Die getrockneten Blüten enthalten auf ihr Gewicht bezogen 8 – 10% Schleimstoffe, etwas Gerbsäure und Anthocyane (ca. 7%) wie z.B. das Malvin.

Die einhüllende Wirkung des Schleims auf Hustenrezeptoren und Schleimhäute lindert trockenen Reizhusten und leichte Entzündungen im Magen-Darmtrakt. Die Anthocyane haben einen antioxidativen, leicht adstringierenden und leicht entzündungshemmenden Effekt. Die schleimhautschützende Wirkung ist so gut, dass die Resorption von anderen Arzneimitteln gehemmt werden kann. Daher sollte ein Einnahmeabstand von 1 Stunde eingehalten werden.

Um einen Tee zuzubereiten macht man wie bei allen Schleimdrogen einen Kaltauszug.  3 – 4 Teelöffel geschnittene getrocknete Malvenblüten werden mit 150 ml kaltem Wasser angesetzt und 8 Stunden bzw. über Nacht abgedeckt stehen gelassen. Dann wird vorsichtig auf Trinktemperatur erwärmt, abgeseiht und in kleinen Schlucken getrunken. Von diesem Tee trinkt man 1 – 3 Tassen am Tag.
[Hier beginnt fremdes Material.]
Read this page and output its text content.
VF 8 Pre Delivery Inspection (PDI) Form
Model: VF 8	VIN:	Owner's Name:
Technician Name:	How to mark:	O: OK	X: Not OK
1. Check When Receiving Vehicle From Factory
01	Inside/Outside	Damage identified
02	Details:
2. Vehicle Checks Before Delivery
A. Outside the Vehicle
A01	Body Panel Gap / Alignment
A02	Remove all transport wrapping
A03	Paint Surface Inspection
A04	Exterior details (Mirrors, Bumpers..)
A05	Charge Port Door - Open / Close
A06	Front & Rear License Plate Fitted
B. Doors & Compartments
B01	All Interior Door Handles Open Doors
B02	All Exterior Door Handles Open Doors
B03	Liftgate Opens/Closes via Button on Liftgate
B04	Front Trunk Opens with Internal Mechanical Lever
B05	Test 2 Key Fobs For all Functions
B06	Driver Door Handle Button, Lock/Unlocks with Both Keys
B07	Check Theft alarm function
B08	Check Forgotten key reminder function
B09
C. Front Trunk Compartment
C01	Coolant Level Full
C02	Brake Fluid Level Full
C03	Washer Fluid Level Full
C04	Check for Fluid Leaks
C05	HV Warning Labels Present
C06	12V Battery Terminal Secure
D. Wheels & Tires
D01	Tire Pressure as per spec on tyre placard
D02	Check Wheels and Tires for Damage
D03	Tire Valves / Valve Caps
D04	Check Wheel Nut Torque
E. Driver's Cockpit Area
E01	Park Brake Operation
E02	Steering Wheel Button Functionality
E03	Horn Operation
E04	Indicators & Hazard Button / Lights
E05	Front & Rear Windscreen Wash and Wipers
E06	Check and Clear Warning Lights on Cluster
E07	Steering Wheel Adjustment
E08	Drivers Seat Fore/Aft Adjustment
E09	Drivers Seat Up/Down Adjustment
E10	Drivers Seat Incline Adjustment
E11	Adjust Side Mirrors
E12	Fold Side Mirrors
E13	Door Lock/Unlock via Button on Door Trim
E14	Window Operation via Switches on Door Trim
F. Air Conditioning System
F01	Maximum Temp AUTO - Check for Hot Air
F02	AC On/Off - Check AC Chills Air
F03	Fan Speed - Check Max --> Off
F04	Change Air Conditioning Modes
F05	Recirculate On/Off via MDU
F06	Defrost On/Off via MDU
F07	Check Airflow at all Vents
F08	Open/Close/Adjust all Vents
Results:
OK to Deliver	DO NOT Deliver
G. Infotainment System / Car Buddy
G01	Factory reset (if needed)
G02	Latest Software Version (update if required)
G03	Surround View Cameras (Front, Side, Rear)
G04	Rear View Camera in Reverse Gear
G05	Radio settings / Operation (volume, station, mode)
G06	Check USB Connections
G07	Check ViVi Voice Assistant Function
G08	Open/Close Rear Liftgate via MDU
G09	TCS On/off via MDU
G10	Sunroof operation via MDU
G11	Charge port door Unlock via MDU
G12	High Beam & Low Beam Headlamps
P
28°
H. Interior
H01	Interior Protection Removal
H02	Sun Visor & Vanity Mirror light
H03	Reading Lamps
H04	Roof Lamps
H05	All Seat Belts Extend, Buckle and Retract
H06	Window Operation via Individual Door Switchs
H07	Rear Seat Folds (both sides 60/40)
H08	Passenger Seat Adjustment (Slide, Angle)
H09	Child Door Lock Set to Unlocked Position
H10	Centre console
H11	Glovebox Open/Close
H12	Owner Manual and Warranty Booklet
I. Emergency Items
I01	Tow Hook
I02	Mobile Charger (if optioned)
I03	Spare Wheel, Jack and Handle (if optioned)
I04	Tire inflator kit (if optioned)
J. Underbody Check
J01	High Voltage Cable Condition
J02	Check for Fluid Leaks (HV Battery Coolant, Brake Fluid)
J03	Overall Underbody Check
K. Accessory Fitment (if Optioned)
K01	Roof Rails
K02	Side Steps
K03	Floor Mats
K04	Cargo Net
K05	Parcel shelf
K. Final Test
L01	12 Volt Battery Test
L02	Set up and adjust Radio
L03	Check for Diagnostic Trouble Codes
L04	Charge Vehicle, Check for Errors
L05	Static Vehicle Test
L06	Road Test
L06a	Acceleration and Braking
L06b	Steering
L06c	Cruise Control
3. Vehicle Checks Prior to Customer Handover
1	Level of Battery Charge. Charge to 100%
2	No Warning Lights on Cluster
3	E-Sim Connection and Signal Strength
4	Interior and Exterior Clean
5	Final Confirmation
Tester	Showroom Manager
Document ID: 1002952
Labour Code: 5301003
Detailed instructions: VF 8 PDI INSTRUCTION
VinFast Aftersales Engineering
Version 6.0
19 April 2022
Man kann damit bei Entzündungen im Mund-Rachenraum  auch gurgeln.

Nachdem der Kaltauszug erwärmt wurde, sollte er sofort verbraucht werden, da einmal erwärmter Malventee leicht zu Verkeimung neigt.

 

Isländisches Moos

Das isländische Moos, Cetraria islandica, ist botanisch betrachtet kein Moos sondern eine Flechte. Aber dieses Missverständnis mindert seinen Wert in keinster Weise. Es fällt in Deutschland unter den Artenschutz und darf hier NICHT gesammelt werden.

von Amphis (Eigenes Werk) [Public domain], via Wikimedia Commons

von Amphis (Eigenes Werk) [Public domain], via Wikimedia Commons

Isländisch Moos hat eine lange Anwendungstradition und ist seit dem 17. Jahrhundert unter Namen wie Lungenmoos oder Fiebermoos bekannt. Die Kommission E erkannte die Anwendung bei Husten, Schleimhauterkrankungen und Appetitmangel an. Einige Versuche deuten zudem auf eine immunmodulierende Wirkung hin. Diesen beiden Tatsachen verdanken wir wahrscheinlich, dass Isländisch Moos in Pastillenform in der Apotheke als Arzneimittel zu erhalten ist.

Auch hier haben wir es mit einer Pflanze zu tun, deren Hauptwirkstoffe die wasserlöslichen Schleimstoffe sind. Im  Falle von Isländisch Moos sind die Schleimstoffe mit bitteren Flechtensäuren vergesellschaftet. Das führt neben der beruhigenden Wirkung auf die Schleimhäute zu einer Anregung des Appetits und einer gewissen tonisierenden Wirkung.

Um einen Tee zuzubereiten macht man wie bei allen Schleimdrogen einen Kaltauszug. 1 – 2  Gramm geschnittene getrocknete Droge werden mit 1 Tasse kaltem Wasser angesetzt und 3 – 5 Stunden abgedeckt stehen gelassen. Dann wird vorsichtig auf Trinktemperatur erwärmt, abgeseiht und in kleinen Schlucken getrunken. Von diesem Tee trinkt man 1 – 3 Tassen am Tag. Zur Appetitanregung am besten 30 Minuten vor dem Essen.

Nachdem der Kaltauszug erwärmt wurde, sollte er sofort verbraucht werden, da einmal erwärmter Kaltauszug aufgrund des Schleimgehaltes leicht zu Verkeimung neigt.